Have you seen The Thomas Crown Affair remake with Rene Russo and Pierce Brosnan? Admittedly, the film’s not great, but Renee’s (aka Catherine Banning’s) wardrobe is killer; to the point where it alone warrants a film viewing.
When I’m in a creative slump and feel overwhelmed at “keeping up with trends” and stressing over “what to wear,” (particularly during fall!) I’ll look at a still from this film and instantly have clarity: a white button down under a black sheath dress; or a menswear-inspired pinstripe coat over all-black.
Then-head-designer-of-Celine, Michael Kors, designed her impeccably tailored wardrobe, which encapsulates the monochrome, modern simplicity and clean-cut lines his clothes are famous for (think Carolyn Bessette Kennedy or Elin Kling).
Whether a donning a chunky knit on top of a black leather pencil skirt or a loose-fitting, suede carmel coat over an all-black ensemble, Russo looks stunning and timeless in every scene. The film was made in 1999, yet the fact that each outfit is totally transferable now , fourteen years later, is a testament not only to Mr. Kors, but to the power of simplicity. Tailored, luxurious simplicity. With rare exception, I cringe at patterns, and re-watching this film reminded me why monochrome is King. Queen. It rules the world of effortless chic-dome.
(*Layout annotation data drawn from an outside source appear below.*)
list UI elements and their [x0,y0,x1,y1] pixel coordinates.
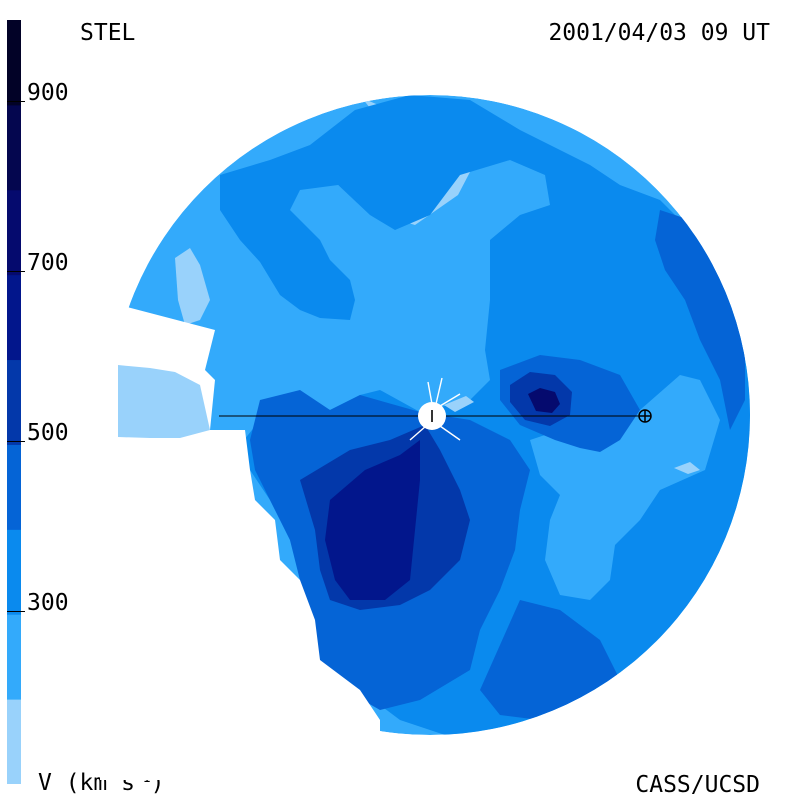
low-speed-patch [118,365,210,438]
earth-marker [638,409,652,423]
colorbar-level-0 [7,699,21,785]
colorbar-level-6 [7,189,21,276]
bright-wing [444,396,474,412]
coronal-streamer-lines [409,377,461,441]
colorbar-level-1 [7,614,21,700]
contour-level-10 [325,440,420,600]
colorbar-level-7 [7,104,21,191]
colorbar-tick-900 [7,101,25,102]
contour-level-8 [480,600,620,720]
timestamp-label: 2001/04/03 09 UT [548,20,770,46]
colorbar-levels [7,20,21,785]
colorbar-level-2 [7,529,21,615]
contour-level-12 [528,388,560,413]
colorbar-tick-500 [7,441,25,442]
colorbar-tick-300 [7,611,25,612]
colorbar-level-5 [7,274,21,361]
credit-label: CASS/UCSD [635,772,760,798]
colorbar-tick-label-500: 500 [27,420,69,446]
velocity-colorbar [7,20,21,785]
colorbar-level-8 [7,20,21,106]
contour-level-13 [674,462,700,474]
colorbar-tick-label-300: 300 [27,590,69,616]
colorbar-tick-label-900: 900 [27,80,69,106]
contour-level-6 [655,210,745,430]
colorbar-level-3 [7,444,21,530]
contour-level-2 [175,248,210,325]
instrument-label: STEL [80,20,136,46]
colorbar-tick-700 [7,271,25,272]
colorbar-tick-label-700: 700 [27,250,69,276]
colorbar-level-4 [7,359,21,445]
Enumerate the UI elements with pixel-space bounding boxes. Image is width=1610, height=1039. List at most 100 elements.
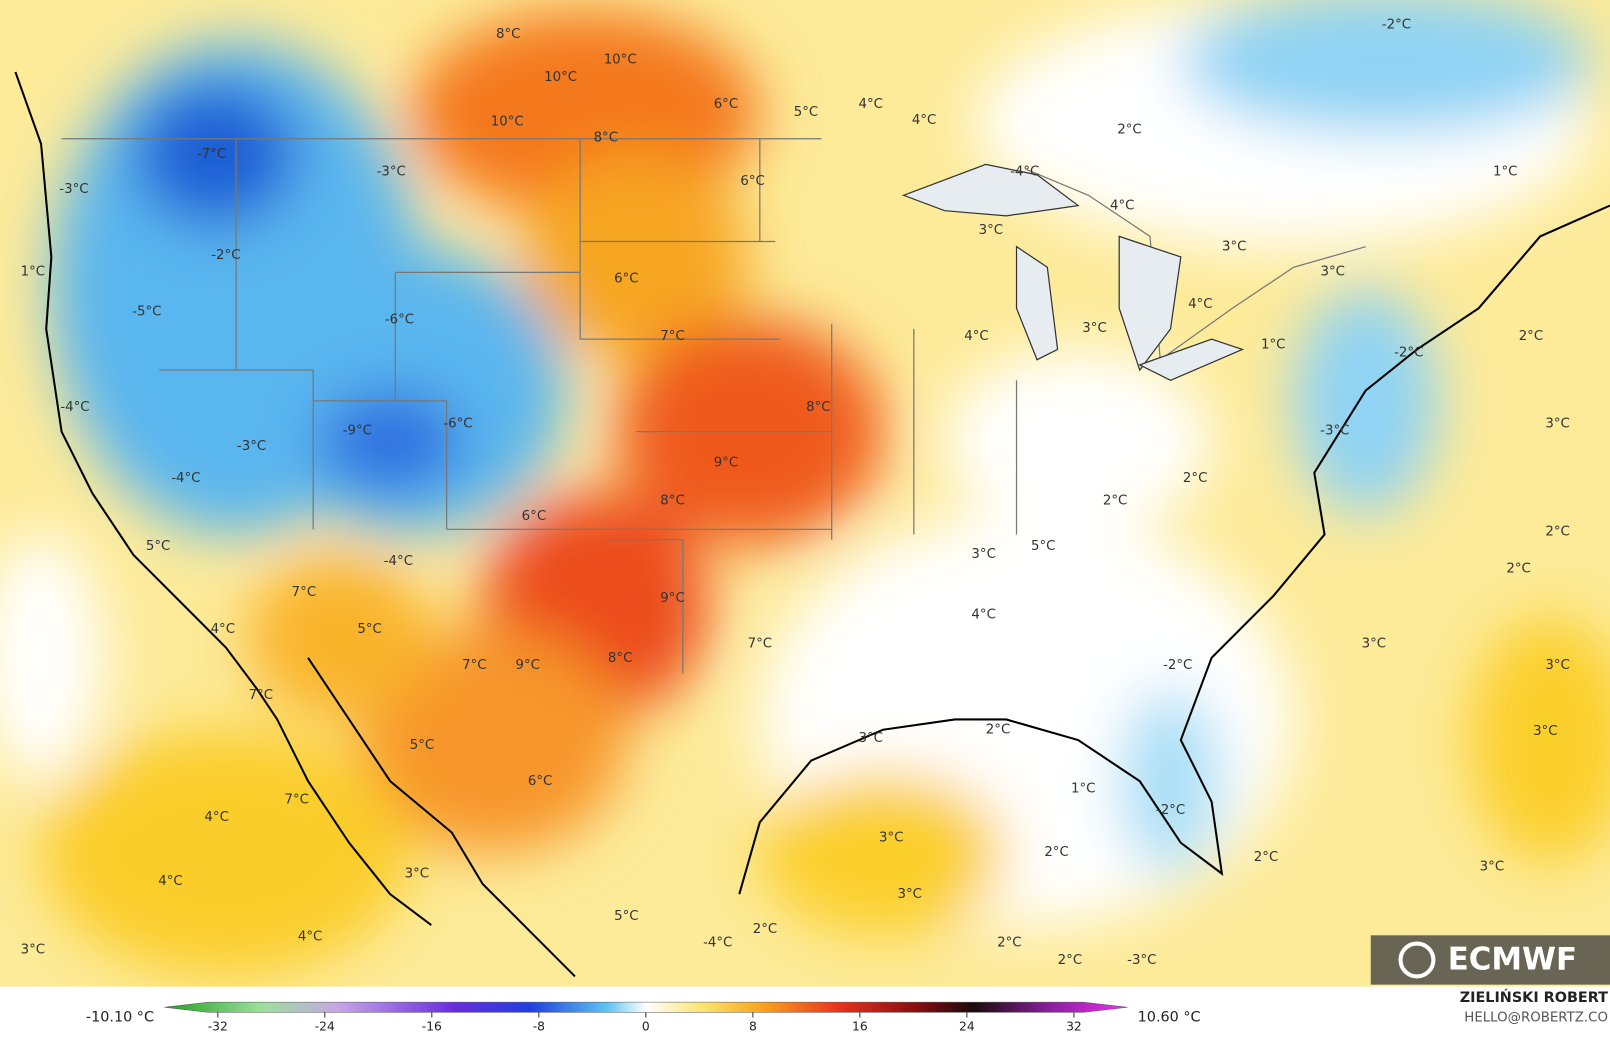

But perhaps what I find most inspiring about the fashion in this film, is that your first thought in looking at Rene Russo isn’t “OMG. THE CLOTHES,” but “OMG. SHE LOOKS INCREDIBLE.” In other words, the clothes don’t wear her. She’s not restricted, or defined, by their luxury. She doesn’t wear anything that screams, “This designer made me!!” (unless you’re Celine-obsessed like me). Instead, she wears the shit out out of her clothes. You take one look at her and want to know what her secret is (at 45 nonetheless) – how a woman can look SO good, SO consistently.
The hallmark of a true style icon: you notice the person first, then the clothes (a la Rene). Reverse it, and you’re a fashion victim. It’s a seesaw, for sure. Thankfully films like this exist as a template for timeless style, at any age, any time (that’s why it’s timeless!).